[Date Prev][Date Next][Thread Prev][Thread Next][Date Index][Thread Index]

Re: Tarsnap "de-duplication"



On March,10, at 14.46, Colin Percival wrote:

> On 03/10/11 04:43, Richard wrote:
>> On 6. okt. 2010, at 15.18, Colin Percival wrote:
>>> Tarsnap uses variable-length blocks in order to solve this problem.  If you
>>> add or remove data in the middle of a file, the sequence of block boundaries
>>> will "resynchronize" quickly.
>> 
>> Since the fingerprints (md5, sha1, sha256 ?) of the blocks are all Tarsnap knows about the underlying data,
>> and Tarsnap therefore have no way of finding previous stored data by searching each of the files being backed up trying to find earlier patterns,
>> I assume that Tarnsnap has to do the following when reaching an area of the file that has not been backed up previously:
>> 	1) Move in one bit from last backed up block.
>> 	2) Grab one block of data (64 kB) from that point on into the file.
>> 	3) Fingerprint that block, and check if the block is stored.
>> 	4) Rinse and repeat until you find common ground again.
> 
> Nope.  Tarsnap's variable-length blocks are generated in a data-dependent way;
> the "chunkification" code (tar/multitape/chunkify.c) adds data to a block one
> byte at a time, and after each block "tastes" the data to decide if it has
> reached a good place to end the current block.  (Technically, it's looking for
> regions where the partial sums of a power series repeat a value.)

Thanks.
If I may ask; why is such a repeat value seen as good end value, and how is the files binary data represented as a power series?
If time allows: A tiny example of such a series would be great! :-)

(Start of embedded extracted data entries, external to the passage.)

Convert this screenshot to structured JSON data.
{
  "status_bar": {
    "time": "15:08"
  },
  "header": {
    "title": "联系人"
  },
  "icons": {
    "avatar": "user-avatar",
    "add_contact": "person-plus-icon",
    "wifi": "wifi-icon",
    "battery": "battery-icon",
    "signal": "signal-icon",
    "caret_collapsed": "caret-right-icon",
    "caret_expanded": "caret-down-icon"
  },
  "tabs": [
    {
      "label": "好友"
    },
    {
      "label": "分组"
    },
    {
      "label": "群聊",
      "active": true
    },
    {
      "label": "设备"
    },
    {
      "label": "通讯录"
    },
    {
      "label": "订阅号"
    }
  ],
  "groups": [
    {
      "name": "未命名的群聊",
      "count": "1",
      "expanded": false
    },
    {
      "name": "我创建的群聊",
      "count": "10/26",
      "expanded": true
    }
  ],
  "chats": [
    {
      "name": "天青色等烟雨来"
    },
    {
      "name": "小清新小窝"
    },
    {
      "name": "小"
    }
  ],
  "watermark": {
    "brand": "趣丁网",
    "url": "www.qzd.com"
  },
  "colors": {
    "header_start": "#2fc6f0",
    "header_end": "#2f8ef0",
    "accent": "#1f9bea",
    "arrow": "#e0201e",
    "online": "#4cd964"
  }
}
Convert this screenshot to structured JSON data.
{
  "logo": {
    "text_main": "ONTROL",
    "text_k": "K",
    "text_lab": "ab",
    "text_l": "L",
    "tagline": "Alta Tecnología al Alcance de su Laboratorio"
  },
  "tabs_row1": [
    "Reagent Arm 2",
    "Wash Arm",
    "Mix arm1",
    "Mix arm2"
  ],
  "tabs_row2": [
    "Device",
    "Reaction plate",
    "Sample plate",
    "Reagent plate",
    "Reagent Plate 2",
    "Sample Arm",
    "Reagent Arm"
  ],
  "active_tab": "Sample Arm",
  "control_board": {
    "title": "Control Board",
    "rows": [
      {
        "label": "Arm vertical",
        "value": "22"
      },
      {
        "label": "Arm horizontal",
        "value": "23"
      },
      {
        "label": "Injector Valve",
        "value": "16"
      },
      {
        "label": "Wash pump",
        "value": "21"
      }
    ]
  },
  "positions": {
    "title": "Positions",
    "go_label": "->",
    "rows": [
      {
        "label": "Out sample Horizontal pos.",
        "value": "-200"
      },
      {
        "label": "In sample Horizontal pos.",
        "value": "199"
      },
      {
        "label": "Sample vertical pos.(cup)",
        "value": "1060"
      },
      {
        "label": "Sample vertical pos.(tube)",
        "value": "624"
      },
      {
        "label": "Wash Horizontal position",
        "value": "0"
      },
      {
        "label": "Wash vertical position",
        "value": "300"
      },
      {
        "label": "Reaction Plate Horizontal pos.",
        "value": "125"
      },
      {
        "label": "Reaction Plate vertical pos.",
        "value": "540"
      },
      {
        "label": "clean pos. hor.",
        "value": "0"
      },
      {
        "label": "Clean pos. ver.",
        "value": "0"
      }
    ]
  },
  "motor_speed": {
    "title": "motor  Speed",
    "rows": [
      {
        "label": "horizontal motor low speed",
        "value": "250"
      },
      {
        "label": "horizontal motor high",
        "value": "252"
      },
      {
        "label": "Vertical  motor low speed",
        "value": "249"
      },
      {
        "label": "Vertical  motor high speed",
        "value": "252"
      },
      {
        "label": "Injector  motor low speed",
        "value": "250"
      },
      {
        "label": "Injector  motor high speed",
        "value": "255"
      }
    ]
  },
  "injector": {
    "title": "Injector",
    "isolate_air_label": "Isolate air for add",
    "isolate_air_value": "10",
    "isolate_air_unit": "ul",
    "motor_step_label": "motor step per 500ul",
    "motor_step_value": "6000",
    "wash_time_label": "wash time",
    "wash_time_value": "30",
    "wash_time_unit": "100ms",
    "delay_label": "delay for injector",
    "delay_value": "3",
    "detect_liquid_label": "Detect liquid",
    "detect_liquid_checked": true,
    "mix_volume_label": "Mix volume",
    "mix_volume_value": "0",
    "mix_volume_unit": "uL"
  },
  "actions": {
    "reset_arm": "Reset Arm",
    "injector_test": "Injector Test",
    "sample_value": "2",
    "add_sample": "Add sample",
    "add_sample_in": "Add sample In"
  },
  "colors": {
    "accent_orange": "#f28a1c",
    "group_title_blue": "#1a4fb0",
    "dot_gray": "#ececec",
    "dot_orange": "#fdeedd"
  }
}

> Tarsnap doesn't consult its list of already-existing blocks until after it has
> generated each possibly-new block.
Based on the info that "chunkification" happens without consulting the list of already-existing blocks,
I would assume that file changes might reorder the file to such a degree that it might be difficult to find
already existing blocks from that point on? Wondering if that would lead to a situation where the data is
already present, but chunked differently between blocks and thus not found?
In an earlier mail 'Tarsnap "de-duplication"' (October 6, 2010), you wrote that: "Tarsnap uses variable-length blocks in order to solve this problem",
but I have problems grasping how that is working if "chunkification" and checking list of already-existing blocks are divided into
two separate tasks as described above?

Thanks for info!

Richard Taubo